Pediatr Dermatol. 2010 Sep-Oct;27(5):509-13. doi: 10.1111/j.1525-1470.2010.01278.x. Epub 2010 Aug 26.
Immunosuppression is necessary in a large number of conditions to modify immune responses and control disease severity. It is a vital part of treatment regimes following organ and bone marrow transplants. However, the use of immunosuppressive drugs has been shown to cause infections with common and unusual pathogens. We present the case of a 5-year-old female heart transplant recipient. Nine months after the transplant, she developed a tender acneiform eruption on her face consisting of numerous small yellowish to pink papules and pustules. Many of the lesions had a central, firm, small spinulous excrescence or a central dell. Histopathology demonstrated abnormal maturation of the hair follicles, nucleated eosinophilic cells with trichohyalin granules. The clinical presentation and histological features were in keeping with trichodysplasia spinulosa, a rare complication in immunosuppressed subjects. Treatment trials included reduction of immunosuppression combined with topical and oral retinoids, topical acyclovir, and oral valganciclovir with limited success.
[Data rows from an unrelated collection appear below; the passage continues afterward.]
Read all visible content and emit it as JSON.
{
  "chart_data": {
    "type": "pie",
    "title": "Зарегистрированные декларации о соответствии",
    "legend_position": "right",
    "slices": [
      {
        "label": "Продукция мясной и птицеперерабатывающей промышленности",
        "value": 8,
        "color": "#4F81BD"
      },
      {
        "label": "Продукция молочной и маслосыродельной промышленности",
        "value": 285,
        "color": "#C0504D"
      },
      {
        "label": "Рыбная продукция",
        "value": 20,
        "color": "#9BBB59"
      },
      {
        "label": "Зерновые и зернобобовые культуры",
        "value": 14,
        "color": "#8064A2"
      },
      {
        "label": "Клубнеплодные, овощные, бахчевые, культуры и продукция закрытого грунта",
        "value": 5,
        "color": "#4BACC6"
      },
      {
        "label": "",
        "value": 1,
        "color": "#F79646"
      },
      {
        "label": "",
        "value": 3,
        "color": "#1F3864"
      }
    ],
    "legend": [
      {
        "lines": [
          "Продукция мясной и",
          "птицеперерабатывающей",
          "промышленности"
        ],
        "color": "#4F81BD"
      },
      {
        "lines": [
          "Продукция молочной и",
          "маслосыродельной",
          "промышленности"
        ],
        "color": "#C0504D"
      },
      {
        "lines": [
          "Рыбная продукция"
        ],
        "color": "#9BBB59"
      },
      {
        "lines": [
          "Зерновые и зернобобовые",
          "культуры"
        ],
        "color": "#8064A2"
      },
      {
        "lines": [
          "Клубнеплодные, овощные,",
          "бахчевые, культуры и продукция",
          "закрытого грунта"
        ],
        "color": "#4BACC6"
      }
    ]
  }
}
在许多情况下,免疫抑制对于调节免疫反应和控制疾病严重程度是必要的。它是器官和骨髓移植后治疗方案的重要组成部分。然而,使用免疫抑制药物已被证明会导致常见和不常见病原体的感染。我们报告一例5岁女性心脏移植受者的病例。移植后9个月,她脸上出现了一种触痛性痤疮样皮疹,由许多小黄至粉红色丘疹和脓疱组成。许多皮损中央有一个坚实的、小的棘状赘生物或中央凹陷。组织病理学显示毛囊成熟异常,有含毛透明颗粒的有核嗜酸性细胞。临床表现和组织学特征符合棘状毛发发育异常,这是免疫抑制患者的一种罕见并发症。治疗试验包括减少免疫抑制并联合外用和口服维甲酸、外用阿昔洛韦和口服缬更昔洛韦,但效果有限。